Moscow (CNN) The Kremlin introduced a new word into the English language Monday: "Putinophobia." It was in reaction to allegations from the International Consortium of Investigative Journalists and its media partners, who say they obtained a collection of documents revealing -- among other claims -- a clandestine network that connects associates of Russian President Vladimir Putin to hidden wealth in secret offshore companies.
Simply put, the Russian government has denounced the ICIJ revelations, known as the Panama Papers, as a giant smear campaign to discredit Russia's autocratic leader -- an attempt to undermine him ahead of parliamentary elections later this year.
The reports, which CNN hasn't been able to independently verify, also directly implicate 12 current or former world leaders. Since their release, the Prime Minister of Iceland, Sigmundur David Gunnlaugsson, has stepped down in the face of accusations of financial impropriety.
But for Kremlin-watchers looking for a similar dethronement, don't hold your breath. The Russian public has become somewhat immune to allegations of corruption concerning its leader and his inner circle.
Numbers? It's a guessing game
For years, Putin's critics have played a guessing game about the size of the Russian leader's private fortune.
Stanislav Belkovsky, an outspoken Russian political analyst, came up with a figure of $40 billion in 2007 after claiming Putin controlled significant interests in Russia's oil and gas industries.
It could be as much as $200 billion, Bill Browder -- the CEO of Hermitage Capital Management, formerly Russia's largest foreign investor, and a former Putin supporter -- told CNN's Fareed Zakaria last year.

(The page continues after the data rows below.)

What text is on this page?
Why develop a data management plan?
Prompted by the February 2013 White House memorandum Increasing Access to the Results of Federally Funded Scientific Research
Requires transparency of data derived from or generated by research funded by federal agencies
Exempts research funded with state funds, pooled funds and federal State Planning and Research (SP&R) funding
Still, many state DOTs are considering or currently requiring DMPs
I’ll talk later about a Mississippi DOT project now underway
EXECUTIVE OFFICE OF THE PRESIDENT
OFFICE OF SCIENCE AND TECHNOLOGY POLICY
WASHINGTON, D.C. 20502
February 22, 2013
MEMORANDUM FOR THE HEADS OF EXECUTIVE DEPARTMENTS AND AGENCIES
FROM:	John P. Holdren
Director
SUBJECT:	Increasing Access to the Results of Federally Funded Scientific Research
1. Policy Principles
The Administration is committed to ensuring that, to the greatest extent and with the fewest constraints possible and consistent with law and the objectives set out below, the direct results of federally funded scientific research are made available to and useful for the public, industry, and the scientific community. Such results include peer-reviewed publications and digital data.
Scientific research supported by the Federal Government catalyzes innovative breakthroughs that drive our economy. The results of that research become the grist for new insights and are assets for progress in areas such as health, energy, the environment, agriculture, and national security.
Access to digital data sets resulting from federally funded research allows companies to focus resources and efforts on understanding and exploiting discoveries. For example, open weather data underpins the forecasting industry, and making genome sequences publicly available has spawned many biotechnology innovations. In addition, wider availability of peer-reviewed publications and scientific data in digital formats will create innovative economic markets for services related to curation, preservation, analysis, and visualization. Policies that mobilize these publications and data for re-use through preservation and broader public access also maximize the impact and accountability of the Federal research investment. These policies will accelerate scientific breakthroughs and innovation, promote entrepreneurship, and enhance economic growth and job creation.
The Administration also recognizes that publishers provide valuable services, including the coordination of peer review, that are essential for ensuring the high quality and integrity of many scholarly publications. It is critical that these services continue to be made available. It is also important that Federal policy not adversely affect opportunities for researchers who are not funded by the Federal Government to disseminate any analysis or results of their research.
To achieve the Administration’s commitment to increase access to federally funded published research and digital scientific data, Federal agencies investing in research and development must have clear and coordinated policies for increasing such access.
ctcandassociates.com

In fact, there was never much to support such estimates.
As the latest revelation contained in the Panama Papers data leak suggests, hard evidence when it comes to Putin is hard to come by.
Not a single document, his aides reiterate, has Putin's name on it. In fact, the powerful Russian president appears to have very few assets signed in his name.
What about Putin's inner circle?
No, it's the members of Putin's tight-knit inner circle, his friends, former KGB colleagues, and loyal businessmen who the ICIJ report alleges own the luxury property, front the shell companies and bank the money.
Friends like Sergei Roldugin, a concert cellist from St. Petersburg who, as a young man, introduced Putin to his former wife, Lydmilla, and became godfather to their first daughter, Maria.
For decades, he's been Putin's best pal and, according to the Panama leaks, now appears to front a series of offshore shell companies that have seen hundreds of millions of dollars of Russian loans and lucrative contracts pass through their books.
"Payments are disguised in various ways," the ICIJ reported. "On paper, shares in companies are swapped back and forth in a day. Documents are backdated. Questionable financial penalties are assessed. The rights to multimillion-dollar loans are sold between offshore companies for $1."
Roldugin has not responded to CNN's requests for an interview about the financial dealings and told reporters with the ICIJ that he needed more time to figure out what he wanted to say. But he did play down his wealth in comments to The New York Times. "I've got an apartment, a car, a dacha," he told the newspaper. "I don't have millions."
According to leaked documents, some of the cash was loaned to companies controlled by others close to the Russian leader, raising further concerns about money laundering.
But Putin's name is not on any of the documents. He is the legal owner, it seems, of nothing untoward.
Critics argue that the absence of a legal smoking gun implicating Putin shows how corruption really works in Russia.
When Putin wants to reward his friends, say critics, he does so with favorable bank loans or lucrative government contracts of the kind exposed in the Panama Papers.
When he wants something in return, so the theory goes, they had better deliver or risk the President's goodwill running out. In other words, power is what Putin has accumulated in his years of running Russia. Not cash. He has no use for it.
Why it's crunch time
But the leaks do come at a particularly sensitive time.
Russia is bogged down in its worst recession since Putin came to power in 1999, and the Kremlin has been waging a public campaign against waste, corruption and money laundering.
The Panama revelations are embarrassing at the very least.
In what might be a bid to head off any wider public criticism, the Russian prosecutor's office has announced it will investigate the individuals "listed" in the Panama leaks to check whether their actions "were legal and corresponded to Russian and international law."
There's no suggestion, though, that Putin himself, or the vast private fortune he may or may not control, will come under the legal spotlight.